Melihat tipologi budaya, pendidikan, kemajuan teknologi, dan perkembangan agama Islam di Taiwan sebenarnya ini menjadi peluang sekaligus tantangan bagi kita dalam upaya merengkuh masa depan. Salah satu peluang yang nyata yaitu makin masifnya peluang studi lanjut melalui beasiswa di berbagai perguruan tinggi baik pemerintah maupun swasta, merupakan angin segar bagi siapa saja termasuk kita untuk berkompetisi secara sehat menuju kesetaraan kualitas pendidikan. Namun perlu diingat bahwa tugas kita sebagai umat Islam dalam ikhtiar mencari kehidupan layak untuk masa depan adalah senantiasa terikat dalam keimanan. Satu hal yang tidak boleh terlupakan bahwa keimanan adalah aset paling berharga yang harus senantiasa disiram dan dirawat dengan amal sholih. Permasalahan minimnya perkembangan Islam di Taiwan baik secara kualitas maupun kuantitas merupakan tantangan sekaligus lahan amal sholih bagi kita semua melalui sebuah seruan kebaikan yaitu da’wah. Sudah bukan rahasia lagi bahwa dakwah memiliki dimensi yang sangat luas mencakup da’wah fardhiyah (individu), da’wah ‘ammiyah (umum), dan da’wah bil hal (tindakan nyata). Ketiga cara ini dapat dipilih oleh setiap hamba Allah sesuai dengan situasi dan kondisi masing-masing. Jalan untuk berda’wah menjadi tidak sulit dikarenakan pemerintah Taiwan memberikan kebebasan beragama bagi siapa saja sepanjang tidak mengganggu kepentingan publik. Jika kita belum sanggup untuk menyampaikan ajaran Islam kepada mereka, karena mungkin terkendala bahasa atau hal lain, minimal kita bisa memilih berda’wah dengan memberikan keteladanan nilai-nilai Islam di tengah keberagaman masyarakat Taiwan dengan cara hadir dan hidup bersama dengan akhlaq yang baik dan berupaya ikut memakmurkan masjid. Ada dua masjid di Taipei yaitu Grand Mosque (masjid besar) dan Cultural Mosque (masjid kecil). 

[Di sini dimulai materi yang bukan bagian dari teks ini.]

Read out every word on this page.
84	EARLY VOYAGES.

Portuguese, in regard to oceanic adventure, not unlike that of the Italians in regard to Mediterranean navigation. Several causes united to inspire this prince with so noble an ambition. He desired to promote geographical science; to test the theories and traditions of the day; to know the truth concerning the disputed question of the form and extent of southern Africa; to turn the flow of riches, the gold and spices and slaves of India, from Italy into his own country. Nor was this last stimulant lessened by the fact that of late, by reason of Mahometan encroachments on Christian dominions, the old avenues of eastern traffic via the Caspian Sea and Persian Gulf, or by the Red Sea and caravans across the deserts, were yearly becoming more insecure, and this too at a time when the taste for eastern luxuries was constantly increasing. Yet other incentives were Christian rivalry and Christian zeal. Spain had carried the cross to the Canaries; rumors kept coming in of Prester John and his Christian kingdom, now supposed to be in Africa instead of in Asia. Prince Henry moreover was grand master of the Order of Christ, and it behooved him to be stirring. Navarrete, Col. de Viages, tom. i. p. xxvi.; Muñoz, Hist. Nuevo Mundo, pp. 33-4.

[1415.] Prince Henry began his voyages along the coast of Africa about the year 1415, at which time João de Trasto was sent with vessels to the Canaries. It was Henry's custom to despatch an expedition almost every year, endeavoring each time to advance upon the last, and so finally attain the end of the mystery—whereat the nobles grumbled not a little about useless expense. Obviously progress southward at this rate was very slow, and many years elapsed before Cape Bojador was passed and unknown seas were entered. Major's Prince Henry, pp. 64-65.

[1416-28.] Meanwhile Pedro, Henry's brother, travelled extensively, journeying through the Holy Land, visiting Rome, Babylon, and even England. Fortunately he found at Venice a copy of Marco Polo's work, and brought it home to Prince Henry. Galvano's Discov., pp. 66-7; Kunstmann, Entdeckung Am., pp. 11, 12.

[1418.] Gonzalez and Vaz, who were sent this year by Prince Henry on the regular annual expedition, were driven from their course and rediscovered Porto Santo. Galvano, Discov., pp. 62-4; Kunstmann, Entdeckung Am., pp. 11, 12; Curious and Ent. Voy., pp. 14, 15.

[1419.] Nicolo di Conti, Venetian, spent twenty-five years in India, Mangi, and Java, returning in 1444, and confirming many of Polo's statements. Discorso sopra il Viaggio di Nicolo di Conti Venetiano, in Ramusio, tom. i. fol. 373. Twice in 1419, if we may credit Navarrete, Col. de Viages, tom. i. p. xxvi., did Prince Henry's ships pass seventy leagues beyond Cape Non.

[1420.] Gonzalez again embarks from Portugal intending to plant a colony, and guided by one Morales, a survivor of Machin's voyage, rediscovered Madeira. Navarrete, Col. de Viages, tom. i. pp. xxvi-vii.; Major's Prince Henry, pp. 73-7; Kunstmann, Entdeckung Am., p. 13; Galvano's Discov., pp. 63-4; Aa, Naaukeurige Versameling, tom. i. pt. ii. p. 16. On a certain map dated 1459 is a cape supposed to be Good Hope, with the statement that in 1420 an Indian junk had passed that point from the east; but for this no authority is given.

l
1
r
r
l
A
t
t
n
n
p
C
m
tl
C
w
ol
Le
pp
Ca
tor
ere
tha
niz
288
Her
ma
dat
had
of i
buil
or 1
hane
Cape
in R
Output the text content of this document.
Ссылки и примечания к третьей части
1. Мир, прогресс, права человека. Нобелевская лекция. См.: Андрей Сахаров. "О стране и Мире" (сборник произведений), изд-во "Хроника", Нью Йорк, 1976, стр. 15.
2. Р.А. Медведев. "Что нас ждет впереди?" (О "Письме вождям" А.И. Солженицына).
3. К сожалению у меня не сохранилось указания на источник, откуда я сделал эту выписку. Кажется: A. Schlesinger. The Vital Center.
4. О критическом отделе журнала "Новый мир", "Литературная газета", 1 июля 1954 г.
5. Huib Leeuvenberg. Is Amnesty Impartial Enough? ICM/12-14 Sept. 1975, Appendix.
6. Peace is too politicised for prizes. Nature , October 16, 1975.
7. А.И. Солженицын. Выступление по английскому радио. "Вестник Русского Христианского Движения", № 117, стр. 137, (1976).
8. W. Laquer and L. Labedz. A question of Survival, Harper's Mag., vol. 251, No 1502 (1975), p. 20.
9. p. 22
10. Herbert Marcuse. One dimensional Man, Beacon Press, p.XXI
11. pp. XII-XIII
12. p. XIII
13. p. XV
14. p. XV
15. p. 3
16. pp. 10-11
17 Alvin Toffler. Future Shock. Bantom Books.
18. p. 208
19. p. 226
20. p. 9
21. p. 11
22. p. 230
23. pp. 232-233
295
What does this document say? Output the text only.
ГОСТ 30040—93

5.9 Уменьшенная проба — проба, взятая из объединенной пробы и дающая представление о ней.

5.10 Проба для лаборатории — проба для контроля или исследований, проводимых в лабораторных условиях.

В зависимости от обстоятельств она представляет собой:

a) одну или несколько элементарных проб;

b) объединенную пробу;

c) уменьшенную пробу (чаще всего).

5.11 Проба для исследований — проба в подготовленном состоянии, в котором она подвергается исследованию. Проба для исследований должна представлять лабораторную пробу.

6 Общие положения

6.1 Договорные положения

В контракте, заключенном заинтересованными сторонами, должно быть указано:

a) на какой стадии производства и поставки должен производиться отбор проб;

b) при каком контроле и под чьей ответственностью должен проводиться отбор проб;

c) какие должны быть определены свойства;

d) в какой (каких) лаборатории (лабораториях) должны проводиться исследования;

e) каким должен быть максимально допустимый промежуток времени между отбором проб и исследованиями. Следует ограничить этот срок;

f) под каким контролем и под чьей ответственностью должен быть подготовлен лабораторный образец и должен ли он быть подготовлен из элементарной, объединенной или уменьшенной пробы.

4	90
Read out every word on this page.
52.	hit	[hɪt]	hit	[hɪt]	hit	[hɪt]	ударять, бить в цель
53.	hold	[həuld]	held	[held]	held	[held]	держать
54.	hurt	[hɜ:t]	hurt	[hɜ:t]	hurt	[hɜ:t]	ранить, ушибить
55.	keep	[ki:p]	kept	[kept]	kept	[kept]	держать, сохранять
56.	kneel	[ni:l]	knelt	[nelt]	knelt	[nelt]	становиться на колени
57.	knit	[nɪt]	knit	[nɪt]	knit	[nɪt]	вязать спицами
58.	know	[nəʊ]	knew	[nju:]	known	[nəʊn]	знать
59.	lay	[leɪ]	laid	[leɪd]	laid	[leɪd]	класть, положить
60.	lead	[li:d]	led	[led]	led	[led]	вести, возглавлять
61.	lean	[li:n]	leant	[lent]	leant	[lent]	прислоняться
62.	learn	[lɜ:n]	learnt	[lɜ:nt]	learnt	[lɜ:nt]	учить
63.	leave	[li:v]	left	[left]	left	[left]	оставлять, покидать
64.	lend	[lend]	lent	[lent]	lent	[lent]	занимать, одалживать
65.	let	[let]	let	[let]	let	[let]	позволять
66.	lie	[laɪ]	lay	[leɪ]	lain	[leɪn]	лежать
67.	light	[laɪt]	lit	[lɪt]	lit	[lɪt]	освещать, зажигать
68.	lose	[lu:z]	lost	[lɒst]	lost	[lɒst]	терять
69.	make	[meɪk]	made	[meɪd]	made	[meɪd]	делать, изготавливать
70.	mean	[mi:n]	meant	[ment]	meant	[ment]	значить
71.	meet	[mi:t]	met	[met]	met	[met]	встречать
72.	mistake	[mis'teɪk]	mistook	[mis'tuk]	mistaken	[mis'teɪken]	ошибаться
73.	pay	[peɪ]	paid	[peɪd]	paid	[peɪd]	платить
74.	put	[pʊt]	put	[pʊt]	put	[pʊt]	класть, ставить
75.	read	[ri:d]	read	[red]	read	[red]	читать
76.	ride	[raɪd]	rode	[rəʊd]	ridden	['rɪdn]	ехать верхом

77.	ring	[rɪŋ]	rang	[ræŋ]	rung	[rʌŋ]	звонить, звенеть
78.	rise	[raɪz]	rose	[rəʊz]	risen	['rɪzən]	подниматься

Grand Mosque di Da'an District Taipei

 Model da’wah apapun yang kita pilih diharapkan dapat meningkatkan perkembangan umat Islam di Taiwan khususnya bagi penduduk lokal. Ada sebagian warga Indonesia yang memilih untuk bekerja secara profesional dan sebagian lagi mengambil pilihan untuk studi lanjut baik S2 maupun S3. Apapun posisi kita, insyaallah dengan niat yang benar dan baik untuk belajar atau bekerja dengan tetap teguh pada keimanan akan mengantarkan kita menuju masa depan gemilang untuk Indonesia sejahtera di bawah keridhaan Allah SWT.  Mengutip pendapat Anthony Robbins, "Masa lalu Anda tidak sama dengan masa depan Anda, yang penting bukan apa yang Anda lakukan kemarin, tetapi apa yang Anda lakukan sekarang".